Fireworks in the Small and Mid-Cap Arena

Below the $5 billion market capitalisation line, the celebrations turned raucous. Companies with tangible businesses caught powerful tailwinds. 4DMedical skyrocketed 760% as its lung-imaging technology achieved commercial breakthrough. Defence player EOS soared 677%, and gold explorer Predictive Discovery surged 230% on the super-cycle. This wasn't speculative froth but genuine momentum in real enterprises.

The mid-cap space also buzzed with activity.
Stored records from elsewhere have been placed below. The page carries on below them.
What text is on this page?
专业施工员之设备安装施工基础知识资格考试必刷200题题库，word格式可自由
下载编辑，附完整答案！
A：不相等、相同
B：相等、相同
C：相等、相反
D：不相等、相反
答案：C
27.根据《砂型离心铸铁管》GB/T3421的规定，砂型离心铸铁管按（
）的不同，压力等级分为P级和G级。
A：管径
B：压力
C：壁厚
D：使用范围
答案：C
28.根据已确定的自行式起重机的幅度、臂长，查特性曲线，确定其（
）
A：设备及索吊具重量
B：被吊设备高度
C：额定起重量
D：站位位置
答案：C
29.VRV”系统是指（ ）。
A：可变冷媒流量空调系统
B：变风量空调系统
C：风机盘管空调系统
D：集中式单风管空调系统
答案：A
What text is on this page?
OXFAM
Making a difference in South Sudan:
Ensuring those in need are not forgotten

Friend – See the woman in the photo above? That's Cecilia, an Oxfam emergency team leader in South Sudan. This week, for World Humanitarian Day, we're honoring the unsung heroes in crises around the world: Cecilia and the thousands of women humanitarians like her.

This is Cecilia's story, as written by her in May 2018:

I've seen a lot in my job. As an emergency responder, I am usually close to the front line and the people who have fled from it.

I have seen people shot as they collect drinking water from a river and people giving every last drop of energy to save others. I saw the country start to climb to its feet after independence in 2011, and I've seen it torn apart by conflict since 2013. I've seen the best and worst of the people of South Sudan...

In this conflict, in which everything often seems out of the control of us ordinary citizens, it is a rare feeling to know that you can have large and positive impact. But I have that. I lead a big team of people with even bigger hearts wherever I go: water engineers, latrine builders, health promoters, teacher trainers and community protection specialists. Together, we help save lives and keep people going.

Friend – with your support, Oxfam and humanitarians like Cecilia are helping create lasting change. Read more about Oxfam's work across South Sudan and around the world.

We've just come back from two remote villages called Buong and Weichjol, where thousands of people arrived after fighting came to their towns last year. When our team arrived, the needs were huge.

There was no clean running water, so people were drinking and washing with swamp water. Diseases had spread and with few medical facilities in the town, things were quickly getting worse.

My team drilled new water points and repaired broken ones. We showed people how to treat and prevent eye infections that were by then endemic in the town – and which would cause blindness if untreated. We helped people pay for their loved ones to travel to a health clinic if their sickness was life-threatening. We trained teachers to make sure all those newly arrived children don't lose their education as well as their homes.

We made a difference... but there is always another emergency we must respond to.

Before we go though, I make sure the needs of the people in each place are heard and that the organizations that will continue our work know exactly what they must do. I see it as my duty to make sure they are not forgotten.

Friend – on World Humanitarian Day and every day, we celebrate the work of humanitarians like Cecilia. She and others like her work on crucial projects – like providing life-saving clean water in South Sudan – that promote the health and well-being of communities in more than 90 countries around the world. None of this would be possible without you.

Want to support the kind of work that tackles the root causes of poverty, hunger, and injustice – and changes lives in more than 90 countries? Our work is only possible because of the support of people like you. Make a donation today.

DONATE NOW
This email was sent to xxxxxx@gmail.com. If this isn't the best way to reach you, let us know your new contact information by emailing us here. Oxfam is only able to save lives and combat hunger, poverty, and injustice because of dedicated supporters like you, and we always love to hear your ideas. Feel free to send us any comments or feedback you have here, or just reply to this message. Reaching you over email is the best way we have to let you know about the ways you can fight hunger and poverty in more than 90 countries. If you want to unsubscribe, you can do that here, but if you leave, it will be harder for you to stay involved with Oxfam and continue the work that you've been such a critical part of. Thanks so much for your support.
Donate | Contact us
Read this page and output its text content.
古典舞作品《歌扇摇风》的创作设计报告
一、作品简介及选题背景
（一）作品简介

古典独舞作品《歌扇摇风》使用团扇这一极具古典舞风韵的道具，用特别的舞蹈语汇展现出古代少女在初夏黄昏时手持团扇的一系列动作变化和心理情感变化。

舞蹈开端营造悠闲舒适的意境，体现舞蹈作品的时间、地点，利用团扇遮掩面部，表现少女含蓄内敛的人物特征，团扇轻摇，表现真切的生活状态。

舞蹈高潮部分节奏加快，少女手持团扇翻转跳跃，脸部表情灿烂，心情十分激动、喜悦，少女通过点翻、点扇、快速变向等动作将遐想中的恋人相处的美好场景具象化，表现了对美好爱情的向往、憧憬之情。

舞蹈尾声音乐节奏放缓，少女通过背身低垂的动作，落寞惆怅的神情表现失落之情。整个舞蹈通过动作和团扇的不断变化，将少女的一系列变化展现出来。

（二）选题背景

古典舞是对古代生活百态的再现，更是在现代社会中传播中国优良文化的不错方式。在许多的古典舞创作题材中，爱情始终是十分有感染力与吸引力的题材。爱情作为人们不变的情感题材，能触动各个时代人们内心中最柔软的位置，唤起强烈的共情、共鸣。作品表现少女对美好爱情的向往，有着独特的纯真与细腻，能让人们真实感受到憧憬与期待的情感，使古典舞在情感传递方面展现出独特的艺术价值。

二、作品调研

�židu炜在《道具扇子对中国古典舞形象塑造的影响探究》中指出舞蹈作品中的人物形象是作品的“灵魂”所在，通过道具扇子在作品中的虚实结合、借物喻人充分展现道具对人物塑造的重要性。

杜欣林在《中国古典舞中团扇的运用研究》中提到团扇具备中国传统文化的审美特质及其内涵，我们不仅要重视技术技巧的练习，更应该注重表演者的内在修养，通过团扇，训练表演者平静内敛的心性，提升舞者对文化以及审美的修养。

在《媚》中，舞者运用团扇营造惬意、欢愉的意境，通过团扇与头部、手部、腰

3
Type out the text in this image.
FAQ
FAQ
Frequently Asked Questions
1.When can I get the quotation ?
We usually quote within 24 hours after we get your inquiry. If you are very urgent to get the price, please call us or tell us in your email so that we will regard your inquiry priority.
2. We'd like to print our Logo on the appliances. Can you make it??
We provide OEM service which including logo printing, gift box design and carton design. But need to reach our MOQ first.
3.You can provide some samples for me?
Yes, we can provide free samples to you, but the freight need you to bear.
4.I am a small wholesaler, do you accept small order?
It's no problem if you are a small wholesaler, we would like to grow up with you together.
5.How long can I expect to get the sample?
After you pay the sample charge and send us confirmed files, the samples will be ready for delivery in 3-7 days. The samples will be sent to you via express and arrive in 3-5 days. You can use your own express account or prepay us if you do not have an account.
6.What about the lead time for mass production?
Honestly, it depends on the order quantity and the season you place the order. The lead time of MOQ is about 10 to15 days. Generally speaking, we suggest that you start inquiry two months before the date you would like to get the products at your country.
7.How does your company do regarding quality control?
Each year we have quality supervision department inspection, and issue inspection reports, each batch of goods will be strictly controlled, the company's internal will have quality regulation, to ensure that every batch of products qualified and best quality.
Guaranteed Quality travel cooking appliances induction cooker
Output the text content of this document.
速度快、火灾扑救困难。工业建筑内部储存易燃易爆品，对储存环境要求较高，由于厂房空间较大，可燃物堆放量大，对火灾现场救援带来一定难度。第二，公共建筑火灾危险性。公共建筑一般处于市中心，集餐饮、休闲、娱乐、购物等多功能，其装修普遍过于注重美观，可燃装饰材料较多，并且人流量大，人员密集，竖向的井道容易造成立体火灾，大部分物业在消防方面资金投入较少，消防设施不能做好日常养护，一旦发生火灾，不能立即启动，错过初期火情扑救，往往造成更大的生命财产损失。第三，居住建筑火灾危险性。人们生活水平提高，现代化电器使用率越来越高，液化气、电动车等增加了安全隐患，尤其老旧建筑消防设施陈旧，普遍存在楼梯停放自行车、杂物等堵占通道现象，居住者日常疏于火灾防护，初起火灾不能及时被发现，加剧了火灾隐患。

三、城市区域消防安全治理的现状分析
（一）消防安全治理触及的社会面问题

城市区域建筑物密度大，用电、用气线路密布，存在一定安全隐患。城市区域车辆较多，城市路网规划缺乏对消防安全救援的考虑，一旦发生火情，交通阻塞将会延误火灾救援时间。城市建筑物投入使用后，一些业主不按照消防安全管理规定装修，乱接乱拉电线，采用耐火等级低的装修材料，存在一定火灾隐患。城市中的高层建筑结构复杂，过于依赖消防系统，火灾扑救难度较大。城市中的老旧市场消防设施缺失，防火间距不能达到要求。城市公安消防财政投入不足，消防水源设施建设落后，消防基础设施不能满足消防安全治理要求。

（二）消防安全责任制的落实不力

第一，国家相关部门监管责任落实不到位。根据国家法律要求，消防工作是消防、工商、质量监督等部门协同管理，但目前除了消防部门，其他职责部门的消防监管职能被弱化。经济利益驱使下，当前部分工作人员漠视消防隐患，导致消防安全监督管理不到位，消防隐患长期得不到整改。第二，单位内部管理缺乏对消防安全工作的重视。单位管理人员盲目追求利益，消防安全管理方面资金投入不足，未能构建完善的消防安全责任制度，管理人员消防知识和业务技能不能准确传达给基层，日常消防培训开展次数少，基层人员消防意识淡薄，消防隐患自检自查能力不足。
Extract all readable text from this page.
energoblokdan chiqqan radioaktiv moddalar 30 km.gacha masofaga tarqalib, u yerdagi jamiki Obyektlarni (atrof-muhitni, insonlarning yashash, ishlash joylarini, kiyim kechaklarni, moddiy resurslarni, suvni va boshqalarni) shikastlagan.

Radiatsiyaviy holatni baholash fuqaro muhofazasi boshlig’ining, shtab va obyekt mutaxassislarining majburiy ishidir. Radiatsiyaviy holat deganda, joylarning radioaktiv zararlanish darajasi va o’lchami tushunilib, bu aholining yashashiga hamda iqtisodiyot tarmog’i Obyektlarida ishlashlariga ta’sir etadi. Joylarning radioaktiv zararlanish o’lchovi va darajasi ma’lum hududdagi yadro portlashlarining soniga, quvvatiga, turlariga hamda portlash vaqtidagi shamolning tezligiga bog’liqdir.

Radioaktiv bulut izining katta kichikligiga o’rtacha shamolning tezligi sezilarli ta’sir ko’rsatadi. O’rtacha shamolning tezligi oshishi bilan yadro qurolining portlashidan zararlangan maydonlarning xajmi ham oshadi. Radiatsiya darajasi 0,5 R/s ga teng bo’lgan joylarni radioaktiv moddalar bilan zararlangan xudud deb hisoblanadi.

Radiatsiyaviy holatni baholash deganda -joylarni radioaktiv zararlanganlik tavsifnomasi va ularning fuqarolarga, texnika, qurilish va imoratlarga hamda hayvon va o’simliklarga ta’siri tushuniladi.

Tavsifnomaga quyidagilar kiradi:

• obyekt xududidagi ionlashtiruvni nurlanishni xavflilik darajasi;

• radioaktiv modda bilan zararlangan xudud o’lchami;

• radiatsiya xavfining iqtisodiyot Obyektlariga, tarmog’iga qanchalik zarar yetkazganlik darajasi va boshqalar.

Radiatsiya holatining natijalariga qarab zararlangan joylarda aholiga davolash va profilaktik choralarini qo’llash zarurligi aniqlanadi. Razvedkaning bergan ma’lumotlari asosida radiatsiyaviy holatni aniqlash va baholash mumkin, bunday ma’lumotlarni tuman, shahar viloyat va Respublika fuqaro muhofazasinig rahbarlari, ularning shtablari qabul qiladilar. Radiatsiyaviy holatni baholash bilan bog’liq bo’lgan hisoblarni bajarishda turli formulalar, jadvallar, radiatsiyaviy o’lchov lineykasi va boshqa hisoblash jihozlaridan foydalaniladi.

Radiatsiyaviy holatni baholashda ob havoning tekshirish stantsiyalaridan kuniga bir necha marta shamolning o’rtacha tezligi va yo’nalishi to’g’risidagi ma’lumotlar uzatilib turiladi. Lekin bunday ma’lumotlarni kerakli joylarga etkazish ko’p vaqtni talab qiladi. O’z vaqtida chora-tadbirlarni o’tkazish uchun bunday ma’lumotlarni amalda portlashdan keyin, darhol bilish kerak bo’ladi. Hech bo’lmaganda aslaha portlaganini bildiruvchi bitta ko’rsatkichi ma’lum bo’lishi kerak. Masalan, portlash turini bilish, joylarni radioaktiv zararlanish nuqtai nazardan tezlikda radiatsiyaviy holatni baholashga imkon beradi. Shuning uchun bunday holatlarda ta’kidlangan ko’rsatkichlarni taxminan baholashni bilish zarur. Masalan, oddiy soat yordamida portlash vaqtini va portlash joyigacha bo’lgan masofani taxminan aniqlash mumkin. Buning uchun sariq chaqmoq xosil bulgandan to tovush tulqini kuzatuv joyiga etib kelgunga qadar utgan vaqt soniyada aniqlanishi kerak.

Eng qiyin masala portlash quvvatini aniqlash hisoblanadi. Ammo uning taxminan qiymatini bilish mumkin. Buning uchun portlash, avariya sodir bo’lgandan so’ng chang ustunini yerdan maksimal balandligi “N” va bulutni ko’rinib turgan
Regis Resources, Genesis Minerals, and Liontown Resources all delivered staggering gains of around 200% for the year. The trajectory wasn't always smooth, as shown by DroneShield. The defence darling started hot before collapsing late-year when its long-serving Managing Director sold his stock, a move that reminded Dollar Bill of his cardinal rule: when management runs for the exit, don't wait around.

The Spectacular Overachievers and Inevitable Disasters

Some performances bordered on the unbelievable, transforming back-of-a-napkin speculation into monumental gains. Dateline Resources rose an astonishing 7566% after a combination of a promising Californian gold project and rare earths 'nearology' was unexpectedly blessed by President Trump, briefly inflating its value by over 22,000%. Sunrise Energy jumped 3510% on scandium demand, and Forrestania Resources climbed 2092% as the gold price resurrected marginal projects.

The micro-cap Kaili Resources provided the year's most surreal moment, briefly surging over 50,000% in a few days from 0.06 cents to $3.18, a move that prompted curious ASX queries and amused observation from Dollar Bill over a bold red wine.

Yet no party is without casualties. The biotech sector lived up to its volatile reputation. Botanix Pharmaceuticals collapsed 75%, Telix Pharmaceuticals shed 60%, and even index heavyweight CSL lost 36%, wiping nearly $30 billion in value following softer vaccine guidance.

2026 Outlook: Is the Revival Here to Stay?

As the year closes, the question turns to 2026. The recent rate cuts in the US and Australia are now flowing into economic forecasts. The bull case for gold remains strong, underpinned by central bank buying, persistent geopolitical tensions, and expansive fiscal policies. Silver has graduated from sidekick to main protagonist. Critical minerals like rare earths, gallium, and scandium are firmly entrenched in Western industrial strategy, and the global AI build-out continues to hunger for copper and specialised materials.

This small-cap revival feels different. It was driven not by mere euphoria but by capital decisively exiting defensive hideouts and rediscovering its appetite for growth and leverage. That shift rarely reverses quickly. As one of the club's old regulars remarked to Dollar Bill, it feels like 2005 again. He's usually wrong, but this time, he might be onto something. For the first time in years, the market feels truly alive—and in 2026, it might just start to believe in itself.